As of 2011, the library had 73 computer terminals for library users. The library offers tutoring and small group classes in computer skills.

The city of Waukegan has a Hispanic population more than three times that of Illinois as a whole. 55% of Waukeganites are non-native speakers of English. In recognition of this, the library offers extensive educational programs in English as a second language. In 2012, it began the "Promotoras Ambassador Program", which sends trained volunteers into the community to better assess the types of library programs that are needed. Among the initiatives that the library embarked upon based on the feedback from the community ambassadors was the Conversational ESL Program, which in its first year graduated 255 students, most of whom went on to receive GEDs.
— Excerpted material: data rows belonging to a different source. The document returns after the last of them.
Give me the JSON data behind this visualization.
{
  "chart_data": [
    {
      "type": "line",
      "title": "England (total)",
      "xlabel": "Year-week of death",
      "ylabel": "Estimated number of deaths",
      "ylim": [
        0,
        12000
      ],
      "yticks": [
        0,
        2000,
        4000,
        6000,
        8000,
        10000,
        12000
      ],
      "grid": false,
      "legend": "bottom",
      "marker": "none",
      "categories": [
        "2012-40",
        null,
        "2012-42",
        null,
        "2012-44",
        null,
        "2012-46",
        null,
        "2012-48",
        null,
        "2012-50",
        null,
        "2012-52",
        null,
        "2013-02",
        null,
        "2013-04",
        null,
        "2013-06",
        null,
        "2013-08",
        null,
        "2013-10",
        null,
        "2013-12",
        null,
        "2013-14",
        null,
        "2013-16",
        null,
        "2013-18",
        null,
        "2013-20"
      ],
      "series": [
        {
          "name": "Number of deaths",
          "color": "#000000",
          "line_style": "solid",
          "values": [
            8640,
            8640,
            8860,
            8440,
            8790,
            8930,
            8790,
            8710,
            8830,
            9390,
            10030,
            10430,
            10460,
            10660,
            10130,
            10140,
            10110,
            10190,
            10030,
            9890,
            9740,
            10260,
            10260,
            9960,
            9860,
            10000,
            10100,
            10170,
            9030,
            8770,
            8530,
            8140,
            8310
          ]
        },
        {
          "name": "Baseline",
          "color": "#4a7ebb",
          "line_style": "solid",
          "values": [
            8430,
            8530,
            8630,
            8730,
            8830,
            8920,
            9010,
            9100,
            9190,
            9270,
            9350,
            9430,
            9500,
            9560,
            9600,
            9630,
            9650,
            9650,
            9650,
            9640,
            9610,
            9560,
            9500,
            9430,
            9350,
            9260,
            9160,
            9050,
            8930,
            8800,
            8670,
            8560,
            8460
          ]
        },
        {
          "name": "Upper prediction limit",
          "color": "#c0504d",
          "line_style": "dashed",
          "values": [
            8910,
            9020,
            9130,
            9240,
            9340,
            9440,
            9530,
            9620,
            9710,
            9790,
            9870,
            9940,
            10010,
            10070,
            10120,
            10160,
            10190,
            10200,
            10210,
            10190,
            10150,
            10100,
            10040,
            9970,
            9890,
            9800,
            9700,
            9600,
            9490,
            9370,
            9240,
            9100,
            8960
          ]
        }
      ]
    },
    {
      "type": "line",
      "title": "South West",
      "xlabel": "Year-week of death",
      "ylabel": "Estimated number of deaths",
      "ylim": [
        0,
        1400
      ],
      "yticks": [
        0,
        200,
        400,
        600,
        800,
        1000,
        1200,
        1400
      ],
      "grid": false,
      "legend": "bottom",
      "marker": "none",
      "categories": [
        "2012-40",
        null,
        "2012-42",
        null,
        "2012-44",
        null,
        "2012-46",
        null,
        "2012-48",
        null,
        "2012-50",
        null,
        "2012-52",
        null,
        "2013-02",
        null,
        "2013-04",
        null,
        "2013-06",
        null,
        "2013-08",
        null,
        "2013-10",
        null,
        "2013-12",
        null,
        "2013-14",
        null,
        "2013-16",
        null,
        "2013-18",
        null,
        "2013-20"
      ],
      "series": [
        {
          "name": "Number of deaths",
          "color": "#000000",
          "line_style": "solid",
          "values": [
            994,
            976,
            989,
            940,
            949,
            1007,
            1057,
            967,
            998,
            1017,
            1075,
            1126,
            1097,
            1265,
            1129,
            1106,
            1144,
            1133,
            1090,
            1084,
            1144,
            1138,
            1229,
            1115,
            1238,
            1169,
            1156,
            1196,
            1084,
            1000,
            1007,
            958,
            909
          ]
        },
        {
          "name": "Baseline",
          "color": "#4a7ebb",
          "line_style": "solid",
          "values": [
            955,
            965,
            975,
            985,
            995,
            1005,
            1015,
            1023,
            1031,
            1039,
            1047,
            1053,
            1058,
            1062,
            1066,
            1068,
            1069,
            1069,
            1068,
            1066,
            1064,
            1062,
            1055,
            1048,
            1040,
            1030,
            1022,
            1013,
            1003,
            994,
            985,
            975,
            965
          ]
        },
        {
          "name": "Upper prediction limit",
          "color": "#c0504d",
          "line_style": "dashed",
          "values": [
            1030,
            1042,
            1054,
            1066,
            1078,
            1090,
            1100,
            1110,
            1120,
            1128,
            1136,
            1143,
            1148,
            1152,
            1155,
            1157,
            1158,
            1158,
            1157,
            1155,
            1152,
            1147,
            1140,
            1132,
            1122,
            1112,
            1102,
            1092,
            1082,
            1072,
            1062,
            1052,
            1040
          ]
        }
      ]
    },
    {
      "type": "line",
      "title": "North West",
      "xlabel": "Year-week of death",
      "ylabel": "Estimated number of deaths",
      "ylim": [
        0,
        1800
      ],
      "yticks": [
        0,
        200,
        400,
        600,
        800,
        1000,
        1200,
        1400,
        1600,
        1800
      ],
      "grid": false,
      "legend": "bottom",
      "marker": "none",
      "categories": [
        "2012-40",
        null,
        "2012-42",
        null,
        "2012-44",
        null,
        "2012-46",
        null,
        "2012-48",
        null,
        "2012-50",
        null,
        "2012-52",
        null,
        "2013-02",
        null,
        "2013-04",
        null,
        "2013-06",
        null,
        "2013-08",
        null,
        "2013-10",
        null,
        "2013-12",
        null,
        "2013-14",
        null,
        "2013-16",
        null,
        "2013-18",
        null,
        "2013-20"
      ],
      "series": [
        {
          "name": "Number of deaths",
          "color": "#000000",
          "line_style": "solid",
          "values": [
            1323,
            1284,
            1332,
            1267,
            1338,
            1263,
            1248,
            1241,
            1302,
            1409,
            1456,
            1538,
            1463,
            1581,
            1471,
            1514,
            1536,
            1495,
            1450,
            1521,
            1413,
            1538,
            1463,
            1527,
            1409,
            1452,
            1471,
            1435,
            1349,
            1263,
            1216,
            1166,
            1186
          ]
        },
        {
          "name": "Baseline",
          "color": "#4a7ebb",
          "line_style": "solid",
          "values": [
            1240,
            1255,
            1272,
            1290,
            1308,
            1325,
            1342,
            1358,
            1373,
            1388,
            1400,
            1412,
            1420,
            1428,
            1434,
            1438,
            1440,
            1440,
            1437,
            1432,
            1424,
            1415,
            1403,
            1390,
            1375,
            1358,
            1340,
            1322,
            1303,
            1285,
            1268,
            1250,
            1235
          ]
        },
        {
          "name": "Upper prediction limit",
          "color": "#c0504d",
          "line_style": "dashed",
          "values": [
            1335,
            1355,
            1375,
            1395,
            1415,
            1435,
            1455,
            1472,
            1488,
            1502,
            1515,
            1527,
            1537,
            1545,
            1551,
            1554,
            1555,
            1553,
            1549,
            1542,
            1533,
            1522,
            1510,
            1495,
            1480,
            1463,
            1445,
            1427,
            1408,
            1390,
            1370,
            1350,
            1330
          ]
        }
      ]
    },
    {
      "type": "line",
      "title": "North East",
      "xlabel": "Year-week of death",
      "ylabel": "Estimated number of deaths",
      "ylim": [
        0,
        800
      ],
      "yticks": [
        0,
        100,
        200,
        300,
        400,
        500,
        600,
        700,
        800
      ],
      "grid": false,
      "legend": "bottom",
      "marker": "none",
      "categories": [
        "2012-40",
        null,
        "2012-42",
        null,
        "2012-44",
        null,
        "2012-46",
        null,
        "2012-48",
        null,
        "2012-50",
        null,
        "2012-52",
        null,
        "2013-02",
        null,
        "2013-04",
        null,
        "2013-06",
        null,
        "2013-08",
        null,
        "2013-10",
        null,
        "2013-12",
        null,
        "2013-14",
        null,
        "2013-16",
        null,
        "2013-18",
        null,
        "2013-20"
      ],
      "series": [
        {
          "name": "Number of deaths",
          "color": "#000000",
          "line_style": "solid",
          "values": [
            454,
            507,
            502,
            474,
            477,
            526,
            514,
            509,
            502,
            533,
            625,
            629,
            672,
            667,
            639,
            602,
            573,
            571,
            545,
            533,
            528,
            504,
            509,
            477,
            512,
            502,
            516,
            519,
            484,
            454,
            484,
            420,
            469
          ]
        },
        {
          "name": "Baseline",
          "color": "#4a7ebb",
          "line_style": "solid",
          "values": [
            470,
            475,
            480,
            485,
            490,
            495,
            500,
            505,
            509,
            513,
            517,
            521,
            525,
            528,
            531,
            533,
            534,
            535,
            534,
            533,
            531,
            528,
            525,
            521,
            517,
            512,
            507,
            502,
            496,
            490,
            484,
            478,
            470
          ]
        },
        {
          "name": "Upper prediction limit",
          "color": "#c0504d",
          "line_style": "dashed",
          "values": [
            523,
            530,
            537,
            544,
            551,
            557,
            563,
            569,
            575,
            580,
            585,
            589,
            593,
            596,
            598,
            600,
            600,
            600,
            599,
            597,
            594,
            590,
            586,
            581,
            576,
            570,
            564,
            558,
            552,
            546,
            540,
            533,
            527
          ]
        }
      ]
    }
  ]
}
Children's programs offered by the library include the Bus to Us program, which was established in 2011 in response to the effect of cuts to funding for field trips by public schools, which had left many children without any way to reach the library. In 2013, the But to Us program received the Upstart Innovation Award from the Public Library Association, a branch of the American Library Association.

In 2015, the library underwent a remodel of its main floor in order to meet the needs of its patrons by creating spaces for collaboration and quiet study and increasing the number of classrooms. A central meeting room features a movable wall enabling it to divide easily into two classrooms, and the new floor plan also features several open group workstations. The workstations, found just around the corner from the study rooms and opposite the Friends’ Book Sale, provide comfortable seating for five, with flatscreens enabling patrons to link up their laptops and collaborate.

==Ray Bradbury Creative Contest==

The Waukegan Public Library hosts an annual creative contest for artists and authors in honor of Waukegan native Ray Bradbury. Submissions include fiction, visual art, and poetry, with awards given in the adult, high school, middle school, and elementary categories. Past and present recipients of the Ray Bradbury Creative Contest Awards include Margaret Young, Dexter Fabi, Tara V. Purtell, Jennifer Tidemann, Timothy McGlen, and Kimberly Horta. The first annual Ray Bradbury Creative Contest at the Waukegan Public Library was held in 1984 and has been held consecutively since then.